Observation data (J2000 epoch)
- Constellation: Eridanus
- Right ascension: 04^{h} 34^{m} 00.027^{s}
- Declination: −08° 34′ 44.57″
- Redshift: 0.015938±0.000033
- Heliocentric radial velocity: 4,778
- Distance: 211.3 Mly (64.78 Mpc)

Characteristics
- Type: SB(s)c pec.
- Notable features: Starburst galaxy with an active galactic nucleus

Other designations
- 2MASX J04340002-0834445, APG 186, IRAS 04315-0840, Mrk 0617, II Zw 015, PGC 15538

= NGC 1614 =

Galaxy in the constellation Eridanus

NGC 1614 is the New General Catalogue identifier for a spiral galaxy in the equatorial constellation of Eridanus. It was discovered on December 29, 1885 by American astronomer Lewis Swift, who described it in a shorthand notation as: pretty faint, small, round, a little brighter middle. The nebula was then catalogued by Danish-Irish astronomer J. L. E. Drayer in 1888. When direct photography became available, it was noted that this galaxy displayed some conspicuous peculiarities. American astronomer Halton Arp included it in his 1966 Atlas of Peculiar Galaxies. In 1971, Swiss astronomer Fritz Zwicky described it as a "blue post-eruptive galaxy, compact patchy core, spiral plumes, long blue jet SSW".

In the De Vaucouleurs system for classifying galaxies, NGC 1614 has a galaxy morphological classification of SB(s)c pec. The SB indicates this is a barred spiral galaxy, while the '(s)' means it lacks a ring-like structure around the nucleus. The trailing 'c' describes the spiral arm structure as being loosely wound. The peculiar nature of the galaxy is noted with the 'pec.' abbreviation. The galaxy is bright at the center, with two nearly symmetrical inner spiral arms. It is a luminous infrared source, with total infrared luminosity is ×10^11.60 L_solar, ranking 55th in the 2003 IRAS Revised Bright Galaxy Sample, and is the second most luminous galaxy within 75 Mpc.

This galaxy is undergoing a minor merger event with a gas-rich, low-mass companion galaxy, located in a tidal tail to the southwest of the nucleus.
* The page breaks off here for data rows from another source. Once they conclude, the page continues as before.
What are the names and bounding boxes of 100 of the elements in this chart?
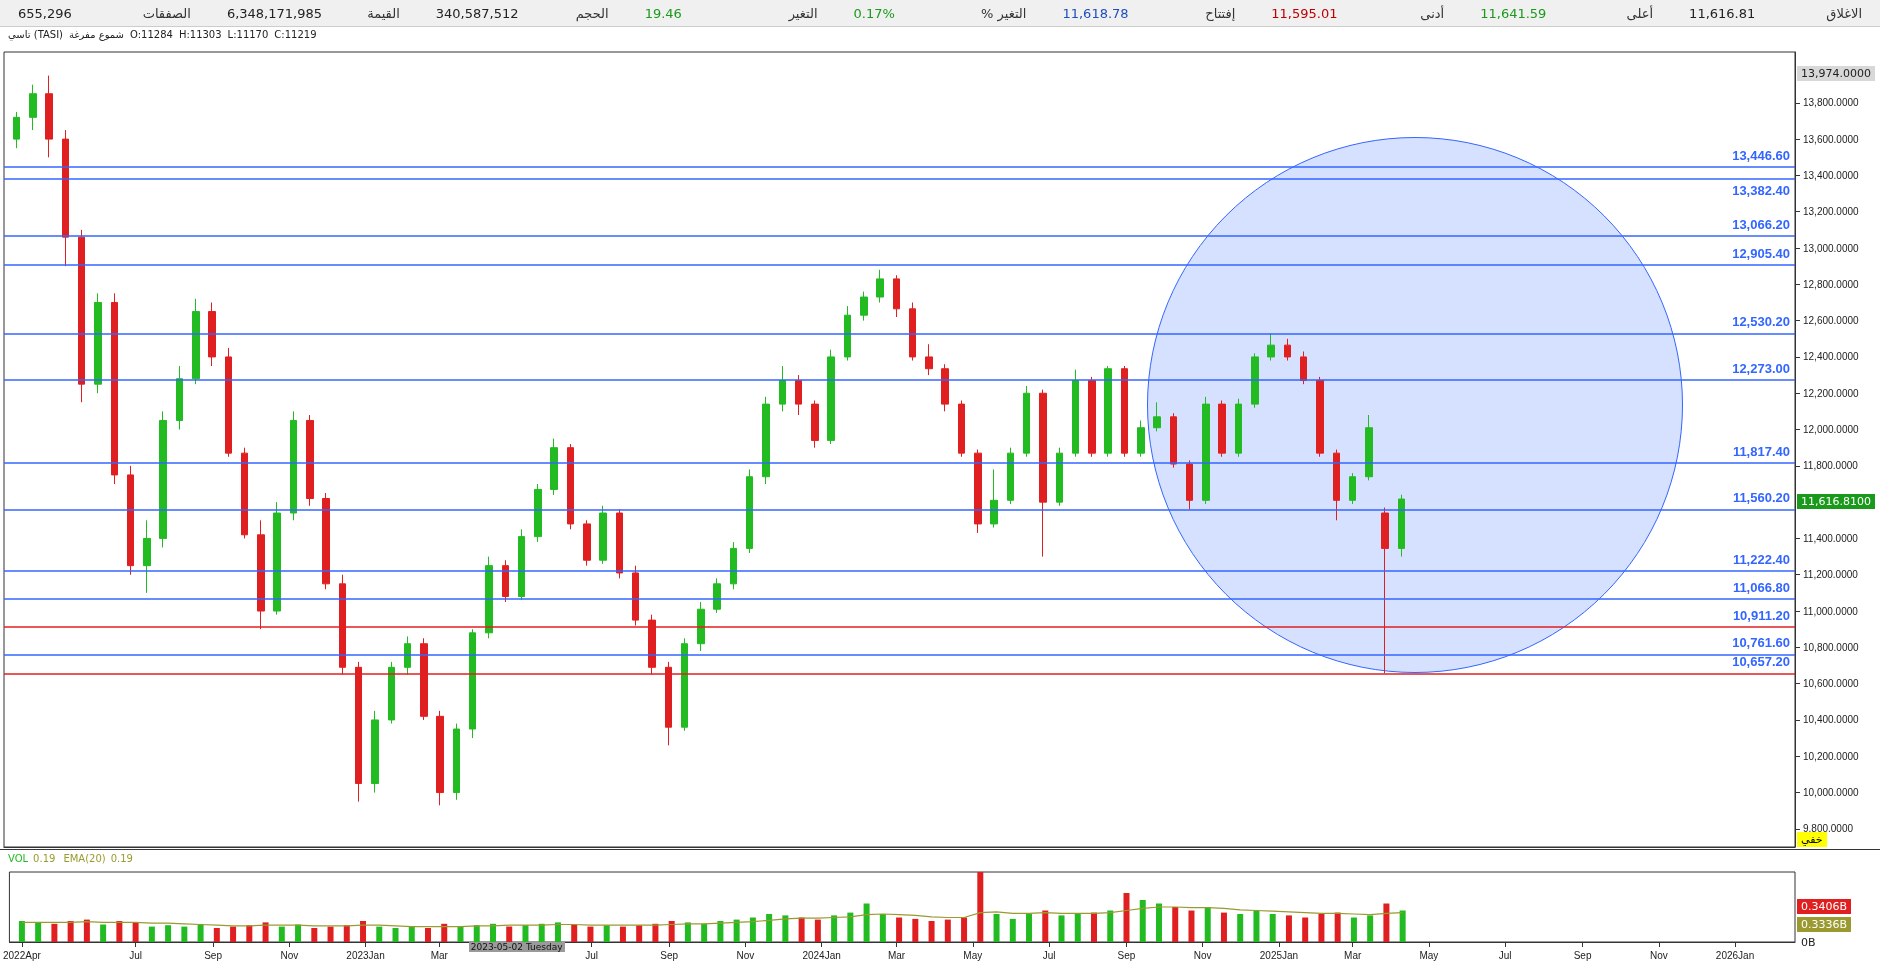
y-tick-label: 11,200.0000: [1803, 569, 1859, 581]
y-tick-label: 10,600.0000: [1803, 678, 1860, 690]
y-tick-label: 12,000.0000: [1803, 424, 1860, 436]
bar: [749, 917, 756, 942]
bar: [165, 925, 172, 942]
candlestick: [290, 410, 297, 521]
bar: [603, 925, 610, 942]
bar: [35, 922, 42, 942]
text: 340,587,512: [435, 5, 519, 21]
candlestick: [583, 519, 591, 567]
text: 0.3406B: [1797, 899, 1852, 914]
bar: [376, 926, 383, 942]
candlestick: [45, 75, 53, 158]
candlestick: [436, 710, 444, 806]
y-tick-label: 10,800.0000: [1803, 641, 1860, 653]
bar: [1220, 912, 1227, 942]
y-tick-label: 13,400.0000: [1803, 169, 1860, 181]
bar: [392, 928, 399, 942]
candlestick: [844, 305, 851, 362]
x-tick-label: Nov: [1193, 949, 1212, 961]
annotation: 2023-05-02 Tuesday: [468, 942, 565, 952]
candlestick: [1007, 447, 1014, 505]
candlestick: [860, 291, 868, 322]
text: 19.46: [644, 5, 682, 21]
candlestick: [485, 556, 493, 639]
text: 11,595.01: [1271, 5, 1338, 21]
bar: [944, 919, 951, 942]
bar: [1350, 917, 1357, 942]
candlestick: [779, 365, 786, 412]
x-tick-label: 2023Jan: [346, 949, 385, 961]
bar: [1302, 917, 1309, 942]
ref-line-label: 13,446.60: [1732, 147, 1790, 163]
y-tick-label: 12,800.0000: [1803, 278, 1860, 290]
x-tick-label: Sep: [660, 949, 679, 961]
bar: [343, 925, 350, 942]
bar: [327, 926, 334, 942]
bar: [554, 922, 561, 942]
x-tick-label: Sep: [1573, 949, 1592, 961]
candlestick: [1072, 369, 1079, 458]
bar: [717, 921, 724, 942]
y-tick-label: 9,800.0000: [1803, 823, 1854, 835]
bar: [489, 923, 496, 942]
ref-line-label: 11,560.20: [1732, 490, 1790, 506]
bar: [993, 914, 1000, 942]
text: إفتتاح: [1205, 5, 1236, 21]
text: C:11219: [274, 29, 317, 40]
candlestick: [567, 443, 574, 530]
bar: [116, 921, 123, 942]
candlestick: [469, 628, 476, 739]
x-tick-label: Nov: [1649, 949, 1668, 961]
text: الحجم: [575, 5, 609, 21]
bar: [441, 923, 448, 942]
x-tick-label: Mar: [1344, 949, 1362, 961]
bar: [1058, 915, 1065, 942]
bar: [668, 921, 675, 942]
bar: [1237, 914, 1244, 942]
bar: [538, 923, 545, 942]
candlestick: [534, 483, 542, 543]
x-tick-label: 2026Jan: [1715, 949, 1755, 961]
x-tick-label: Jul: [1042, 949, 1056, 961]
candlestick: [78, 229, 85, 403]
candlestick: [1186, 459, 1193, 510]
x-tick-label: Jul: [129, 949, 143, 961]
candlestick: [1153, 401, 1161, 432]
bar: [879, 914, 886, 942]
bar: [230, 926, 237, 942]
candlestick: [322, 492, 330, 590]
ref-line-label: 11,222.40: [1732, 551, 1790, 567]
bar: [1091, 912, 1098, 942]
x-tick-label: May: [963, 949, 983, 961]
candlestick: [925, 343, 933, 376]
bar: [197, 924, 204, 942]
bar: [798, 917, 805, 942]
bar: [896, 917, 903, 942]
text: H:11303: [178, 29, 222, 40]
y-tick-label: 10,400.0000: [1803, 714, 1860, 726]
bar: [51, 923, 58, 942]
text: 11,618.78: [1062, 5, 1129, 21]
candlestick: [827, 349, 835, 445]
bar: [457, 926, 464, 942]
candlestick: [176, 365, 183, 431]
bar: [831, 915, 838, 942]
candlestick: [909, 301, 916, 362]
text: O:11284: [130, 29, 173, 40]
candlestick: [241, 447, 248, 539]
candlestick: [958, 399, 965, 458]
candlestick: [1039, 389, 1047, 558]
y-tick-label: 11,000.0000: [1803, 605, 1859, 617]
candlestick: [453, 723, 460, 801]
text: الاغلاق: [1826, 5, 1862, 21]
bar: [814, 919, 821, 942]
bar: [1155, 903, 1162, 942]
ref-line-label: 10,657.20: [1732, 654, 1790, 670]
candlestick: [795, 374, 802, 416]
candlestick: [502, 559, 509, 603]
candlestick: [876, 269, 884, 303]
bar: [587, 926, 594, 942]
bar: [1285, 915, 1292, 942]
bar: [1269, 914, 1276, 942]
text: أدنى: [1420, 5, 1445, 21]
The main galaxy is estimated to be around 3−5 times as massive as the merging object. The interaction between the two galaxies is triggering a burst of star formation in NGC 1614, although not apparently an active galactic nucleus. It is described as "one of the most extreme nearby starbursts".

In the core region, a 230 pc radius ring feature has formed around the nucleus within the last 5−10 million years from an inflow of gas caused by the merger event, and this structure is the site of the intense star forming activity known as a starburst region. This activity is bright enough that it is masking whatever weak nuclear emission there is coming from the core. The nucleus itself displays evidence of an older starburst event. The starburst activity is presumed to be driving an observed outflow of cold molecular gas that has a combined mass of around 32 million times the mass of the Sun.

==Supernovae==
Two supernovae have been observed in NGC 1614:
- SN 1996D (Type Ic, mag. 18.2) was discovered by L. Drissen, C. Robert, Y. Dutil, and J.-R. Roy on 9 February 1996.
- SN 2020cuj (Type II, mag. 20) was discovered by the Zwicky Transient Facility on 12 February 2020.